J.-Y. C. : Sur l’euroscepticisme, depuis ce matin j’entends beaucoup dire : c’est les partisans de la sortie de l’Europe qui ont gagné. Mais le FPÖ n’est pas le parti de droite nationaliste le plus hostile à l’Union européenne, ce n’a jamais été la priorité de son agenda, et c’est en cela par exemple qu’il diffère de Marine Le Pen, même s’il a avec le Front national d’excellentes relations. La question est celle du système politique dans son ensemble, c’est-à-dire d’un système politique qui est complétement verrouillé depuis quand même maintenant 70 ans, ce n’est pas tout à fait une mince affaire. D’hommes politiques aussi : je pense au chancelier Faymann et au vice-chancelier conservateur qui ne sont pas des personnalités charismatiques.
Norbert Hofer un candidat policé, et c’est ce qui fait qu’il a pu atteindre ce score
Il y a en Autriche, et on l’avait vu déjà à l’époque de Jörg Haider,un besoin de personnalité qui tranche par rapport aux hommes d’appareil qui se succèdent au pouvoir. Cela avait déjà était vrai dans les années 80 avec le chancelier socialiste Bruno Kreisky qui était quelqu’un qui débordait un petit peu du cadre rigide de la politique habituelle et avait un vrai coefficient personnel.
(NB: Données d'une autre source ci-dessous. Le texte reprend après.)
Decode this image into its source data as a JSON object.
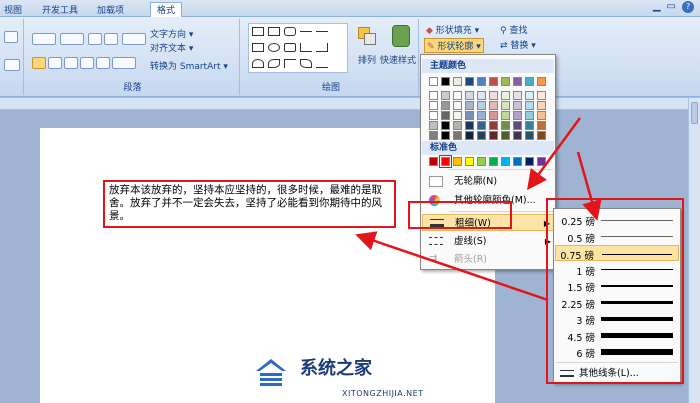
{
  "tabs": [
    "视图",
    "开发工具",
    "加载项",
    "格式"
  ],
  "ribbon": {
    "paragraph": {
      "text_direction": "文字方向",
      "align_text": "对齐文本",
      "convert_smartart": "转换为 SmartArt",
      "label": "段落"
    },
    "drawing": {
      "arrange": "排列",
      "quick_styles": "快速样式",
      "shape_fill": "形状填充",
      "shape_outline": "形状轮廓",
      "label": "绘图"
    },
    "editing": {
      "find": "查找",
      "replace": "替换"
    }
  },
  "document": {
    "textbox_text": "放弃本该放弃的，坚持本应坚持的，很多时候，最难的是取舍。放弃了并不一定会失去，坚持了必能看到你期待中的风景。"
  },
  "outline_menu": {
    "theme_colors_header": "主题颜色",
    "standard_colors_header": "标准色",
    "no_outline": "无轮廓(N)",
    "more_colors": "其他轮廓颜色(M)...",
    "weight": "粗细(W)",
    "dashes": "虚线(S)",
    "arrows": "箭头(R)",
    "theme_colors": [
      "#ffffff",
      "#000000",
      "#eeece1",
      "#1f497d",
      "#4f81bd",
      "#c0504d",
      "#9bbb59",
      "#8064a2",
      "#4bacc6",
      "#f79646"
    ],
    "standard_colors": [
      "#c00000",
      "#ff0000",
      "#ffc000",
      "#ffff00",
      "#92d050",
      "#00b050",
      "#00b0f0",
      "#0070c0",
      "#002060",
      "#7030a0"
    ]
  },
  "weight_menu": {
    "items": [
      {
        "label": "0.25 磅",
        "w": 0.25
      },
      {
        "label": "0.5 磅",
        "w": 0.5
      },
      {
        "label": "0.75 磅",
        "w": 0.75,
        "selected": true
      },
      {
        "label": "1 磅",
        "w": 1
      },
      {
        "label": "1.5 磅",
        "w": 1.5
      },
      {
        "label": "2.25 磅",
        "w": 2.25
      },
      {
        "label": "3 磅",
        "w": 3
      },
      {
        "label": "4.5 磅",
        "w": 4.5
      },
      {
        "label": "6 磅",
        "w": 6
      }
    ],
    "more_lines": "其他线条(L)..."
  },
  "watermark": {
    "title": "系统之家",
    "url": "XITONGZHIJIA.NET"
  },
  "colors": {
    "annotation_red": "#e4141b",
    "highlight": "#fce4a8"
  }
}
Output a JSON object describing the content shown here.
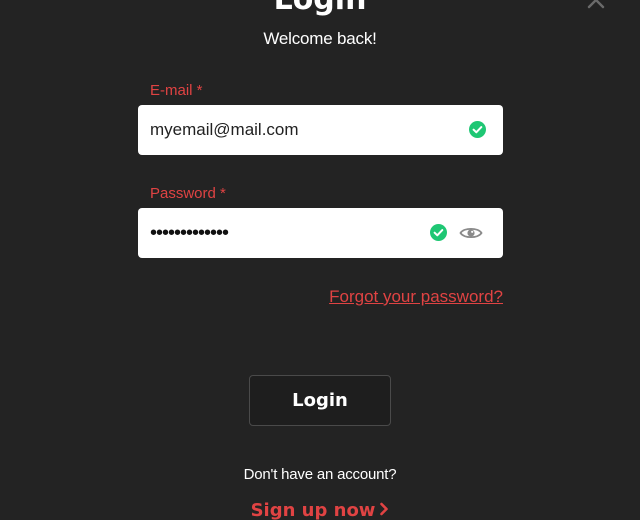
{
  "dialog": {
    "title": "Login",
    "subtitle": "Welcome back!"
  },
  "form": {
    "email": {
      "label": "E-mail *",
      "value": "myemail@mail.com",
      "valid": true,
      "icon": "check-circle-icon"
    },
    "password": {
      "label": "Password *",
      "value": "•••••••••••••",
      "valid": true,
      "icon": "check-circle-icon",
      "toggle_icon": "eye-icon"
    },
    "forgot_link": "Forgot your password?",
    "submit_label": "Login"
  },
  "footer": {
    "account_prompt": "Don't have an account?",
    "signup_link": "Sign up now",
    "signup_icon": "chevron-right-icon"
  },
  "colors": {
    "background": "#232323",
    "accent": "#e04343",
    "valid": "#1fc774",
    "field_bg": "#ffffff"
  }
}
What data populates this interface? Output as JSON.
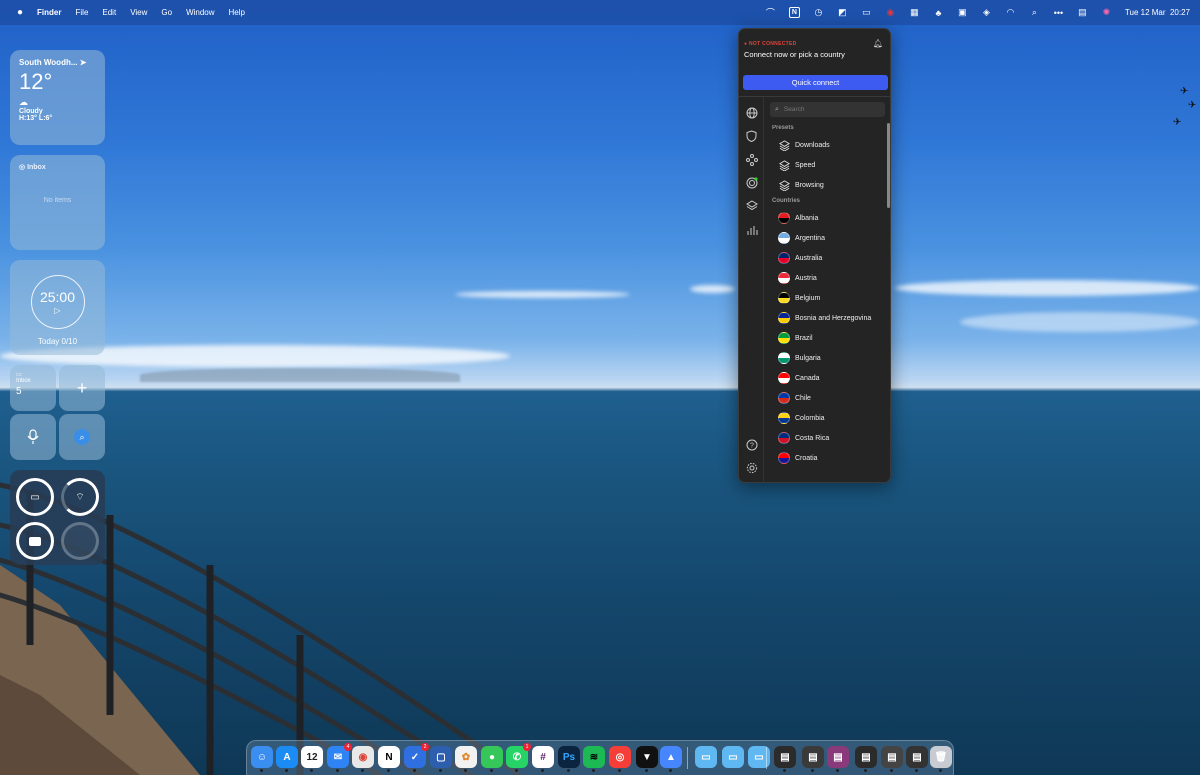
{
  "menubar": {
    "apple_icon": "apple-icon",
    "app_name": "Finder",
    "menus": [
      "File",
      "Edit",
      "View",
      "Go",
      "Window",
      "Help"
    ],
    "status_icons": [
      "vpn-icon",
      "notion-icon",
      "time-machine-icon",
      "display-icon",
      "battery-icon",
      "record-icon",
      "menu-icon",
      "palm-icon",
      "monitor-icon",
      "layers-icon",
      "wifi-icon",
      "search-icon",
      "more-icon",
      "control-center-icon",
      "siri-icon"
    ],
    "notion_letter": "N",
    "clock": "Tue 12 Mar  20:27"
  },
  "widgets": {
    "weather": {
      "city": "South Woodh...",
      "temp": "12°",
      "condition": "Cloudy",
      "high_low": "H:13° L:6°"
    },
    "inbox": {
      "title": "Inbox",
      "empty": "No items"
    },
    "timer": {
      "time": "25:00",
      "play": "▷",
      "today": "Today 0/10"
    },
    "quick": {
      "label": "Inbox",
      "count": "5",
      "plus": "+"
    },
    "batteries": [
      {
        "device": "laptop",
        "level": 1.0
      },
      {
        "device": "airpods",
        "level": 0.8
      },
      {
        "device": "case",
        "level": 1.0
      },
      {
        "device": "empty",
        "level": 0.0
      }
    ]
  },
  "vpn": {
    "status": "NOT CONNECTED",
    "prompt": "Connect now or pick a country",
    "quick_connect": "Quick connect",
    "search_placeholder": "Search",
    "presets_label": "Presets",
    "presets": [
      "Downloads",
      "Speed",
      "Browsing"
    ],
    "countries_label": "Countries",
    "countries": [
      {
        "name": "Albania",
        "colors": [
          "#e41e20",
          "#000000"
        ]
      },
      {
        "name": "Argentina",
        "colors": [
          "#74acdf",
          "#ffffff"
        ]
      },
      {
        "name": "Australia",
        "colors": [
          "#012169",
          "#e4002b"
        ]
      },
      {
        "name": "Austria",
        "colors": [
          "#ed2939",
          "#ffffff"
        ]
      },
      {
        "name": "Belgium",
        "colors": [
          "#000000",
          "#fdda24"
        ]
      },
      {
        "name": "Bosnia and Herzegovina",
        "colors": [
          "#002395",
          "#fecb00"
        ]
      },
      {
        "name": "Brazil",
        "colors": [
          "#009c3b",
          "#ffdf00"
        ]
      },
      {
        "name": "Bulgaria",
        "colors": [
          "#ffffff",
          "#00966e"
        ]
      },
      {
        "name": "Canada",
        "colors": [
          "#ff0000",
          "#ffffff"
        ]
      },
      {
        "name": "Chile",
        "colors": [
          "#0039a6",
          "#d52b1e"
        ]
      },
      {
        "name": "Colombia",
        "colors": [
          "#fcd116",
          "#003893"
        ]
      },
      {
        "name": "Costa Rica",
        "colors": [
          "#002b7f",
          "#ce1126"
        ]
      },
      {
        "name": "Croatia",
        "colors": [
          "#ff0000",
          "#171796"
        ]
      }
    ]
  },
  "dock": {
    "items": [
      {
        "name": "finder",
        "color": "#3a8ef0",
        "glyph": "☺"
      },
      {
        "name": "app-store",
        "color": "#1c8cf5",
        "glyph": "A"
      },
      {
        "name": "calendar",
        "color": "#ffffff",
        "glyph": "12",
        "text_color": "#222222"
      },
      {
        "name": "mail",
        "color": "#2e83f5",
        "glyph": "✉",
        "badge": "4"
      },
      {
        "name": "chrome",
        "color": "#e8e8e8",
        "glyph": "◉",
        "text_color": "#db4437"
      },
      {
        "name": "notion",
        "color": "#ffffff",
        "glyph": "N",
        "text_color": "#000000"
      },
      {
        "name": "tasks",
        "color": "#2f6fe0",
        "glyph": "✓",
        "badge": "2"
      },
      {
        "name": "screens",
        "color": "#2d5fae",
        "glyph": "▢"
      },
      {
        "name": "photos",
        "color": "#f2f2f2",
        "glyph": "✿",
        "text_color": "#e2852b"
      },
      {
        "name": "messages",
        "color": "#35c759",
        "glyph": "●"
      },
      {
        "name": "whatsapp",
        "color": "#25d366",
        "glyph": "✆",
        "badge": "1"
      },
      {
        "name": "slack",
        "color": "#ffffff",
        "glyph": "#",
        "text_color": "#611f69"
      },
      {
        "name": "photoshop",
        "color": "#0b2540",
        "glyph": "Ps",
        "text_color": "#31a8ff"
      },
      {
        "name": "spotify",
        "color": "#1db954",
        "glyph": "≋",
        "text_color": "#000000"
      },
      {
        "name": "pocketcasts",
        "color": "#f43e37",
        "glyph": "◎"
      },
      {
        "name": "folder-app",
        "color": "#111111",
        "glyph": "▼"
      },
      {
        "name": "nordvpn",
        "color": "#4687ff",
        "glyph": "▲"
      },
      {
        "name": "folder-applications",
        "color": "#5fb8f2",
        "glyph": "▭"
      },
      {
        "name": "folder-documents",
        "color": "#5fb8f2",
        "glyph": "▭"
      },
      {
        "name": "folder-downloads",
        "color": "#5fb8f2",
        "glyph": "▭"
      },
      {
        "name": "minimized-1",
        "color": "#2b2b2b",
        "glyph": "▤"
      },
      {
        "name": "minimized-2",
        "color": "#3a3a3a",
        "glyph": "▤"
      },
      {
        "name": "minimized-3",
        "color": "#8a3a7a",
        "glyph": "▤"
      },
      {
        "name": "minimized-4",
        "color": "#2b2b2b",
        "glyph": "▤"
      },
      {
        "name": "minimized-5",
        "color": "#444444",
        "glyph": "▤"
      },
      {
        "name": "minimized-6",
        "color": "#333333",
        "glyph": "▤"
      },
      {
        "name": "trash",
        "color": "#c8ccd2",
        "glyph": "🗑"
      }
    ]
  }
}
Hofer est un homme qui a effectivement des qualités personnelles qui n’a pas dérapé dans sa campagne et qui suscite une certaine sympathie, parce que c’est un homme qui est revenu en politique après un très grave accident de sport en 2003, qui l'a laissé partiellement handicapé. Voilà, on a l’impression de quelqu’un qui est courageux personnellement, c’est indiscutable, et qui s’intéresse au sort de ceux qui ont été victimes, comme lui, d’accidents. Il a beaucoup travaillé sur la question des handicapés, ce qui n’est pas un sujet sur lequel traditionnellement les hommes politiques parlent beaucoup. Quand c’est fait avec sincérité et compétence, cela amène un capital de sympathie. Et puis, il n’est pas aussi clivant que pouvait l’être Haider, il n’y a pas de déclarations sur le troisième Reich, pas de déclarations aux tonalités racistes ou antisémites, c’est un candidat policé, et c’est ce qui fait qu’il a pu atteindre ce score.
L’Autriche aujourd’hui est, vu sa géographie, en plein cœur de la question des réfugiés
RT France : Après la victoire du FPÖ au premier tour, pensez-vous que la tendance pourrait gagner la France avec le Front national ? Pourrait-il gagner encore plus de sympathisants à un an de la présidentielle en France ?
J.-Y. C. : Avoir plus de sympathisants c’est possible, mais cela ne suffit pas pour remporter l’élection présidentielle ou pour gouverner. Le problème du Front national c’est qu’il est tout seul. Donc il progresse mais il progresse tout seul. Le FPÖ a déjà été agrée comme partenaire de coalition par les deux principaux partis du pays, c’est une situation totalement différente. L’autre différence est liée à la question des réfugiés. L’Autriche aujourd’hui est, vu sa géographie, en plein cœur de la question des réfugiés, tout simplement parce que c’est sur la route de l’Allemagne. Le chancelier Faymann il n’y a pas très longtemps disait : «Nous ne voulons pas que l’Autriche devienne l’antichambre de l’Allemagne.» Cela donne bien la mesure de la situation. La France est en dehors des routes migratoires et n’accueille qu’un nombre restreint de réfugiés. Donc, c’est une problématique qui parle beaucoup moins à la population, donne moins d’inquiétude évidemment.